I don’t think even a tenth of the Fox News audience would be able to produce even their own birth certificates, let alone their parents’ birth certificates or baptismal records or whatever the heck even conservative people used to be half-sensible enough to call it good enough.

So obviously the plan was never to end everyone’s birthright citizenship, just a select few, and Fox viewers will know then when we see them, I guess.
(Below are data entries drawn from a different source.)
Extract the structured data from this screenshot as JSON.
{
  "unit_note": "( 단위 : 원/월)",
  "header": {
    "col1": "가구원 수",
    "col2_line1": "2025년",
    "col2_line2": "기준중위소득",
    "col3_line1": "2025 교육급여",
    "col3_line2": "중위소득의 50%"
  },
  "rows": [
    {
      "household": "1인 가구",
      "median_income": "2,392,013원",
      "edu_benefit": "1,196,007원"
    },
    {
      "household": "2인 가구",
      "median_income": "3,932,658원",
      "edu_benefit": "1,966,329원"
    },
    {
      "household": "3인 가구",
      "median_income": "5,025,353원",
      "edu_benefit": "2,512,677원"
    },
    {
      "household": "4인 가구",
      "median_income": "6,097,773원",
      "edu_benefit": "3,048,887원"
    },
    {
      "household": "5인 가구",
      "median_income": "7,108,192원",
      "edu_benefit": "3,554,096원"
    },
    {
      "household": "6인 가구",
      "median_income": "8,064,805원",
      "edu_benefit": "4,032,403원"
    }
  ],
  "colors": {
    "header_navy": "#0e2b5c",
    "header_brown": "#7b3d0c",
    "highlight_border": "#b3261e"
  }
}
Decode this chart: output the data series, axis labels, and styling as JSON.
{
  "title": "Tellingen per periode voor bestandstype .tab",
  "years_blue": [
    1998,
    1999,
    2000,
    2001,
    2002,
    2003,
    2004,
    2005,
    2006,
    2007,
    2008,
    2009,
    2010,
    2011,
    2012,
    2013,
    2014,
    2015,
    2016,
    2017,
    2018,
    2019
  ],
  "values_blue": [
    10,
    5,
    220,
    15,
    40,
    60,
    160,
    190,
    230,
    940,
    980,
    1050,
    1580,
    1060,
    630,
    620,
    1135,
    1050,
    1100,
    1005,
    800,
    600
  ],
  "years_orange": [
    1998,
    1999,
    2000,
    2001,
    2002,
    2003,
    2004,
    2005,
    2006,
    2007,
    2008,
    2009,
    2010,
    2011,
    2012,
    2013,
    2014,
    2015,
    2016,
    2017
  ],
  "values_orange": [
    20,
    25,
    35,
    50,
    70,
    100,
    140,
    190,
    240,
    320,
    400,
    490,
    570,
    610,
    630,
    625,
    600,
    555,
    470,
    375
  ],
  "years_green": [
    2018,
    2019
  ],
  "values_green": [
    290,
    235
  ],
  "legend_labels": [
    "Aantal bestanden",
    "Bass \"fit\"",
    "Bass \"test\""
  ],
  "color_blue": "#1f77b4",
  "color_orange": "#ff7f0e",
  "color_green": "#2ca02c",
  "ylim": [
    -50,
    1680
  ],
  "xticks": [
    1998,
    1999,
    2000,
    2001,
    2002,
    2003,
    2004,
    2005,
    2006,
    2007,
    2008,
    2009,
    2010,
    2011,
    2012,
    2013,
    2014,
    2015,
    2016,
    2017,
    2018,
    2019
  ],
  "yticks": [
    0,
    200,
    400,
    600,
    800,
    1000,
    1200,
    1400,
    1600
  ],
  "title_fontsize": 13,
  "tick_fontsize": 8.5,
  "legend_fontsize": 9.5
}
Litmus tests, loyalty oaths & allegiance to an array of ever shifting right-wing policies (except for white supremacy) is what this effort to end birthright citizenship is all about. Yet another attempt to shrink and gerrymander the voting population to retain power in a changing demographic.

Is not that exactly what the Voter ID thing is, a solution looking for a problem.

Yep, I’m good it’s all the others that are the problem…hmmmmmmmmmmmmm is that the brown others?

Citizenship should be reserved for spoiled rich kids, overachieving suck ups and kids who join the military. The rest don’t need the vote. All that equality and democracy crap that came out of the enlightenment has to be replaced with good ol’ Murkan oligarchic dystopia. Remember Starship Troopers and 1984 weren’t cautionary tails, they were Republican action plans.